The price of wildfire has never been higher. In 1995, fire made up 16 percent of the U.S. Forest Service’s annual appropriation budget; in 2015, wildfire consumed more than 50 percent of the agency’s budget. But the price of fire is also told in lost recreational opportunities, scarred landscapes adjacent to city centers, loss of wildlife habitat, presence of invasive species and, increasingly, after-effects such as flood and landslides, that can cause even greater long-term harm to a community than the initial fire.
What can Idaho communities do to respond? A new guide from researchers at the University of Idaho and Boise State University provides some answers. "Planning for Wildfire at the Wildland-Urban Interface: A Resource Guide for Idaho Communities," is a 167-page free guide (tinyurl.com/gr8rfr3) that features a four-step approach to wildfire planning, the results of a large wildfire risk perception survey of Idahoans, and over 30 code examples of best practices from throughout the West. The guide focuses particularly on "wildland-urban interface" fires, such as those on Table Rock in Boise. This emphasis is warranted because those fires are among the most expensive fires and development in the interface is rapid.
As a first step, communities should draft an inter-jurisdictional community wildfire protection plans at county, city and neighborhood levels, where risk is high. Protection plans allow local communities to sit down with federal and state land managers and make a plan for how public lands adjacent to Idaho communities should be managed.
Second, communities should create a package of regulation and incentives while also seeking co-benefits, such as open space or wildlife corridors, that resonate with the local community. Communities across the West that have planned across scales – from the community to the neighborhood, site, and building scales – have seen especially rewarding results.
Third, effective implementation recognizes the need for ongoing maintenance in effective wildfire management. This can include programs like those in Kootenai County that clean up wildland fuels on private land, so long as the owner signs a maintenance agreement. It also means departments in a government – fire, building, planning – and nongovernmental entities, must strive to work together and communicate effectively about shared wildfire planning goals, a very hard thing to do.

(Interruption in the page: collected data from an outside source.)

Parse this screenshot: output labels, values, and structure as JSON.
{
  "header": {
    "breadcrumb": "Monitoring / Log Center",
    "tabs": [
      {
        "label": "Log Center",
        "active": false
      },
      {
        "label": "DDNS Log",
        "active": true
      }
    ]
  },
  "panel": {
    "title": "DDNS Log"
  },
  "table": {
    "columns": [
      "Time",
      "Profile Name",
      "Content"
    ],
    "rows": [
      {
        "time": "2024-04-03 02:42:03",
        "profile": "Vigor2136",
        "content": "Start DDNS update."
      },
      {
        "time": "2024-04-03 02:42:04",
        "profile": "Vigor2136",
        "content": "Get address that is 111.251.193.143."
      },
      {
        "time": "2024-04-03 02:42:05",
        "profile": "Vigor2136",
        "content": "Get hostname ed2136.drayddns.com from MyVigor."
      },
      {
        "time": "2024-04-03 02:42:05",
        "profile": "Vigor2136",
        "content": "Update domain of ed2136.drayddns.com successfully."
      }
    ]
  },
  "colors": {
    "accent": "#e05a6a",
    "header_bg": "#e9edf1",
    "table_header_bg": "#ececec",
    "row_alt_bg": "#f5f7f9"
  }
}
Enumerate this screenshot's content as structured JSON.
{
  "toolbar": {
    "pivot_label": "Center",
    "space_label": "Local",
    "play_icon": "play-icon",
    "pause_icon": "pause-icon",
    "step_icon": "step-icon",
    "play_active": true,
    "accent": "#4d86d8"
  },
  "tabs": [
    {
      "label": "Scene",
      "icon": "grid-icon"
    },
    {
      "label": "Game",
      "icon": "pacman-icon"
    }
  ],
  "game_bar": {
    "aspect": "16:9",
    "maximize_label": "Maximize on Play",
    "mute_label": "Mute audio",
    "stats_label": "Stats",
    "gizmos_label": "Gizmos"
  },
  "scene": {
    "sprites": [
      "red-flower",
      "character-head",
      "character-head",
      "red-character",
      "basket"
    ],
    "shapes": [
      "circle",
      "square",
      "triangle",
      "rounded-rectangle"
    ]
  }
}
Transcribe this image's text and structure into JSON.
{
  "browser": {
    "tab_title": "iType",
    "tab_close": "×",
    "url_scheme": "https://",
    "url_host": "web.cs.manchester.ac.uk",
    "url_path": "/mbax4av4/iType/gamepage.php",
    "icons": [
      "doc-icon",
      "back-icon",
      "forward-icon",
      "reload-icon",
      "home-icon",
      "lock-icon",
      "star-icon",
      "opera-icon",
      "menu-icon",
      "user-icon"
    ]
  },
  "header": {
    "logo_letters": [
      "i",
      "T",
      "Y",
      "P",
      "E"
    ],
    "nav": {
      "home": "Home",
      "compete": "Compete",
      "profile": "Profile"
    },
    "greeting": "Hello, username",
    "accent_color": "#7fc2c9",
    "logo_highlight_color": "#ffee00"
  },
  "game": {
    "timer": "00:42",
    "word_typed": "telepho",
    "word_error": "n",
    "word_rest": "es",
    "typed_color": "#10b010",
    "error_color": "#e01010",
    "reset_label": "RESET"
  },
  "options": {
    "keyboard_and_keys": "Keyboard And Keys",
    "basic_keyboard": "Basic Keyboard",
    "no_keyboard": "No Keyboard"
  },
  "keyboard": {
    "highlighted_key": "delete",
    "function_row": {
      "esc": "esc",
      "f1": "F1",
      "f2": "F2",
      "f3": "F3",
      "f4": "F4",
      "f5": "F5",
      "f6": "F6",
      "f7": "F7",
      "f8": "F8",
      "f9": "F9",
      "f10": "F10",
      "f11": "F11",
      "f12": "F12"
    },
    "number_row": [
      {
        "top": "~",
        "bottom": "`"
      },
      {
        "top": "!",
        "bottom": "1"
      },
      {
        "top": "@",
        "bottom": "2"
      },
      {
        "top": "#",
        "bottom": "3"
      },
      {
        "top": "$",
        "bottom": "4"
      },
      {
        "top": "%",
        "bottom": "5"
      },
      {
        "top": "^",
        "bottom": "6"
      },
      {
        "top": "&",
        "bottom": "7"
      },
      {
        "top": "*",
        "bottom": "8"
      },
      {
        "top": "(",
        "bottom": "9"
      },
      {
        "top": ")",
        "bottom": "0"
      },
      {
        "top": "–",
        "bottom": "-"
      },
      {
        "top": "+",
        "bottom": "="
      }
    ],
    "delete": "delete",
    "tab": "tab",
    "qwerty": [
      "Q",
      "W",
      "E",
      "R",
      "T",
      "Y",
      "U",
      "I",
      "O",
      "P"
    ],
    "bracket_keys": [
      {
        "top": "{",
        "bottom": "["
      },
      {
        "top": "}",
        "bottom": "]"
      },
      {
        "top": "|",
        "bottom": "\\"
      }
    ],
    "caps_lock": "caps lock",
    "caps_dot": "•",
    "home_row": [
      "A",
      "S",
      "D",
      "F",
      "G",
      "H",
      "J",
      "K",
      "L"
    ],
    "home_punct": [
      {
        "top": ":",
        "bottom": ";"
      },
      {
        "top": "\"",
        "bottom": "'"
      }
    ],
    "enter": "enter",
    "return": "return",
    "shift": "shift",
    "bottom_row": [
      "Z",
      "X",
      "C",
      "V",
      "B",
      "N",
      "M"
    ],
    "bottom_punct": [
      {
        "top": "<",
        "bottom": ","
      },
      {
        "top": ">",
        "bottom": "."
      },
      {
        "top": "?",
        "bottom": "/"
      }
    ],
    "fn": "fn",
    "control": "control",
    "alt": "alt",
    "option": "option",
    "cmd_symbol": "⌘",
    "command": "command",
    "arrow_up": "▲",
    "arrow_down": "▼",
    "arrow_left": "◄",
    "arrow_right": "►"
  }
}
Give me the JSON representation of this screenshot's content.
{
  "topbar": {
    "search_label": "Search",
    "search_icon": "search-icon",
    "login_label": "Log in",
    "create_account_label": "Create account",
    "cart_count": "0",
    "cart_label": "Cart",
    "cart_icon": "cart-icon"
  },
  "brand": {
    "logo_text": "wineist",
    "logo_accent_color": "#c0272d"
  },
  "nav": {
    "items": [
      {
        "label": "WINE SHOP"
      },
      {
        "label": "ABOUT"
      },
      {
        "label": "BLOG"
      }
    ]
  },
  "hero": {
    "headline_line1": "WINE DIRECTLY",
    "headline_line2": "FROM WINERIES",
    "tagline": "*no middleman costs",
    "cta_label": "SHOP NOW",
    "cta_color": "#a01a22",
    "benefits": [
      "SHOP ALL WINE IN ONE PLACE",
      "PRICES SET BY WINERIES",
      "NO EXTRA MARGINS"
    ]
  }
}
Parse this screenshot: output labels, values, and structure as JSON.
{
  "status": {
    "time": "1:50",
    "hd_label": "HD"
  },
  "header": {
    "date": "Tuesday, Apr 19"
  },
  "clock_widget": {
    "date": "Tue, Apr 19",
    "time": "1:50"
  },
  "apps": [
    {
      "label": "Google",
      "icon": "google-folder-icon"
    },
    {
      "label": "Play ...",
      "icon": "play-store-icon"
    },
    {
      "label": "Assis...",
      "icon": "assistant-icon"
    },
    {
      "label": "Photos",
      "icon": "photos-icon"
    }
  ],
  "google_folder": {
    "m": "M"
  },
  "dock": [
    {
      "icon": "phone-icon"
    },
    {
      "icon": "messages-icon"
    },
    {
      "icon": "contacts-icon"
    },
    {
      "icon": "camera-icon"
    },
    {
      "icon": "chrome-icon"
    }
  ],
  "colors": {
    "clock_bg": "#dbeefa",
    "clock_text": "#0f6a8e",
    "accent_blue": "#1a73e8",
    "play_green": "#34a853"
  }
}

Fourth, the guide recommends a return to and amendment of plans, codes and incentives after a wildfire event – when the community is most interested in the subject – or after a passage of a period of time. For instance, Idaho is presently pioneering a process of integrating wildlife protection plans into its All Hazard Mitigation Plans, an important process that will reduce redundant planning, will provide Idaho communities access to FEMA funds, but also require that protection plans be updated every five years.
Effective planning for wildfire is still in its infancy. With coordination and an ongoing planning process, Idaho can lead the way in growing while keeping its citizens safe from wildfire.